授業の第7回までに期末レポートを出題するので、第16回にあたる8月2日までにWebClassを通じて提出すること。期末レポートの内容は授業の中で指示するが、聞き書きや文献から検索した事例の比較など、生活文化についての学生自身による調査・研究報告とする。現地に赴いて地元の人の話を聞く、多くの知人から情報を集めるなど、主体的な資料収集を期待する。博物館・資料館・文化財保護の担当者への取材は、先方の業務妨害になりかねないので控えること。
 
成績評価基準  
埼玉大学単位修得の認定に関する規則に基づき、履修者が授業の到達目標をどれだけ達成したかに応じて以下の通り評価する。

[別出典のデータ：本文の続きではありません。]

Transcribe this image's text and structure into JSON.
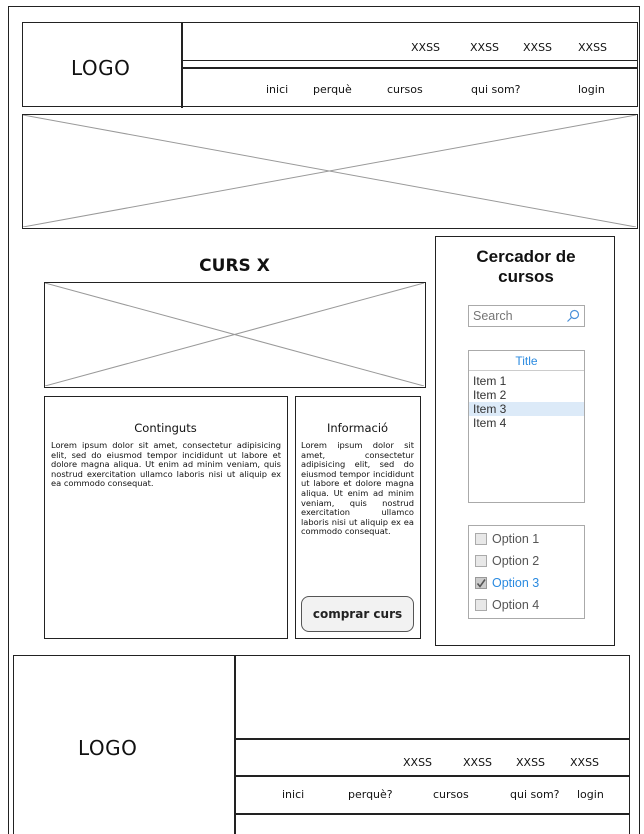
{
  "header": {
    "logo": "LOGO",
    "small_links": [
      "XXSS",
      "XXSS",
      "XXSS",
      "XXSS"
    ],
    "nav": [
      "inici",
      "perquè",
      "cursos",
      "qui som?",
      "login"
    ]
  },
  "main": {
    "course_title": "CURS X",
    "contents_title": "Continguts",
    "contents_text": "Lorem ipsum dolor sit amet, consectetur adipisicing elit, sed do eiusmod tempor incididunt ut labore et dolore magna aliqua. Ut enim ad minim veniam, quis nostrud exercitation ullamco laboris nisi ut aliquip ex ea commodo consequat.",
    "info_title": "Informació",
    "info_text": "Lorem ipsum dolor sit amet, consectetur adipisicing elit, sed do eiusmod tempor incididunt ut labore et dolore magna aliqua. Ut enim ad minim veniam, quis nostrud exercitation ullamco laboris nisi ut aliquip ex ea commodo consequat.",
    "buy_button": "comprar curs"
  },
  "sidebar": {
    "title": "Cercador de cursos",
    "search_placeholder": "Search",
    "list_title": "Title",
    "list_items": [
      "Item 1",
      "Item 2",
      "Item 3",
      "Item 4"
    ],
    "selected_item_index": 2,
    "options": [
      "Option 1",
      "Option 2",
      "Option 3",
      "Option 4"
    ],
    "checked_option_index": 2,
    "accent_color": "#2a8ae0"
  },
  "footer": {
    "logo": "LOGO",
    "small_links": [
      "XXSS",
      "XXSS",
      "XXSS",
      "XXSS"
    ],
    "nav": [
      "inici",
      "perquè?",
      "cursos",
      "qui som?",
      "login"
    ]
  }
}
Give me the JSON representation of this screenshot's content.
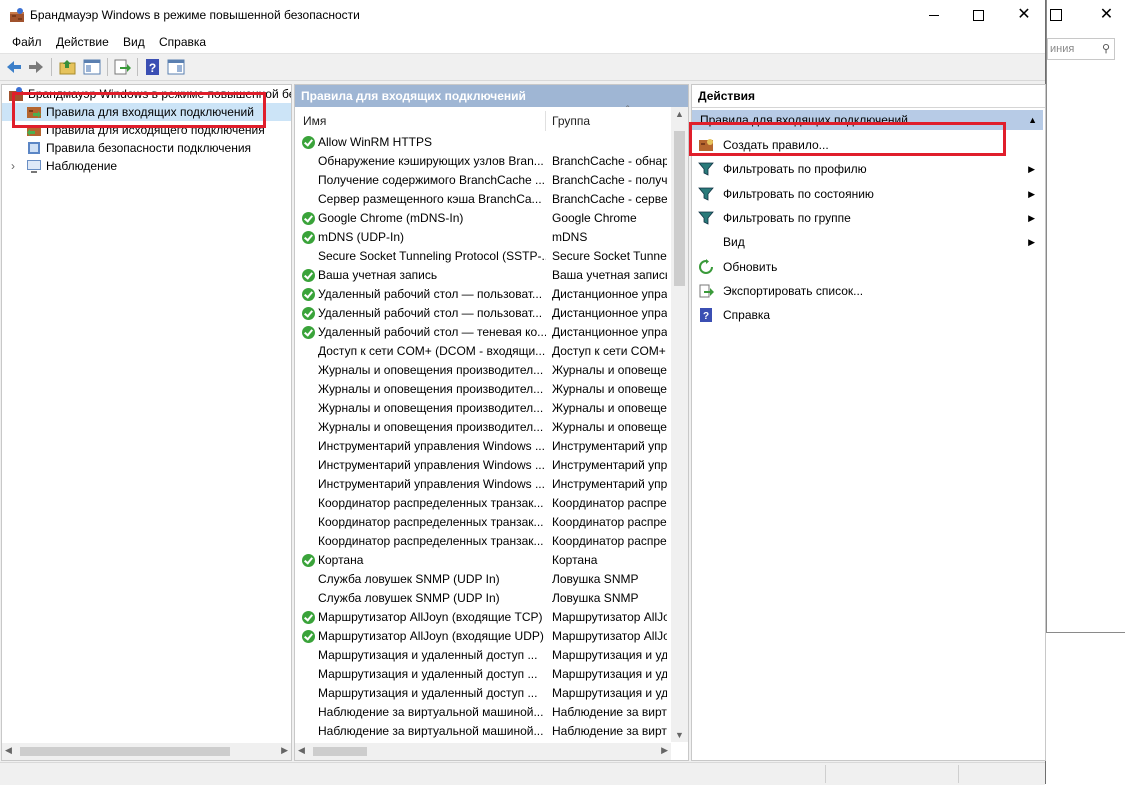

「到達目標を超え、全般的に特に秀でている」 =GP:4 = S
「到達目標を超えており、部分的に秀でている」 =GP:3.5=A+
「到達目標を超えている」 =GP:3 = A
「到達目標に十分達しており、部分的に秀でている」 =GP:2.5=B+
「到達目標に十分達している」 =GP:2 = B
「到達目標に最低限達しており、部分的に B 以上の水準にある」=GP:1.5=C+
「到達目標に最低限達している」 =GP:1 = C
「到達目標に達していない」 =GP:0 = D
「到達目標の達成度を測る材料がない」 =GP:0=F
 
テキスト  
教科書1 ISBN
書名 日本民俗学
著者名 大島建彦 出版社 東洋大学通信教育部 出版年 1994
備考 webclassにてデータ公開。紙に印字して各回の授業に用いるのではなく、各人の必要に応じて、デバイス上で閲覧することを想定したもの
備考 授業各回にテキストとしての資料を配布する。そのため、上記書籍は各自が必要に応じて授業前後に参照するために掲げたものであり、参考書に相当するものである。
 
参考図書  
参考書1 ISBN 978-4760125838
書名 いまに伝える農家のモノ・人の生活館
著者名 大舘勝治 , 宮本八恵子 出版社 柏書房 出版年 2004
備考
備考 授業の中で随時指示する。
 
学生へのメッセージ  
地域において文化や教育に携わる方々が、地域の生活文化に関する理解を深め、必要に応じて自らそれを調べ考えることは、地域の健全な発展にも資するはずである。
 
人数制限 ※詳細は「その他・備考」欄を参照してください。  
人数制限 30名までとし、4月7日を登録期限とする。人数が多かった場合には抽選で履修者を決める。
制限理由 毎回、数十頁の授業資料を作成し配布するため
 
連絡先(電話番号)  
Webclassのメール機能を利用すること
 
連絡先(メールアドレス)  
Webclassのメール機能を利用すること。
 
オフィスアワー  
各授業後に対応する。
 
連絡先(ホームページ、その他)  
 
関連ホームページ  
 
その他・備考  
講師の立場は日本民俗学にあるが、この授業は生活文化についての個別具体的事象を取り上げることを主眼とするもので、日本民俗学の領域全体に及ぶものではない。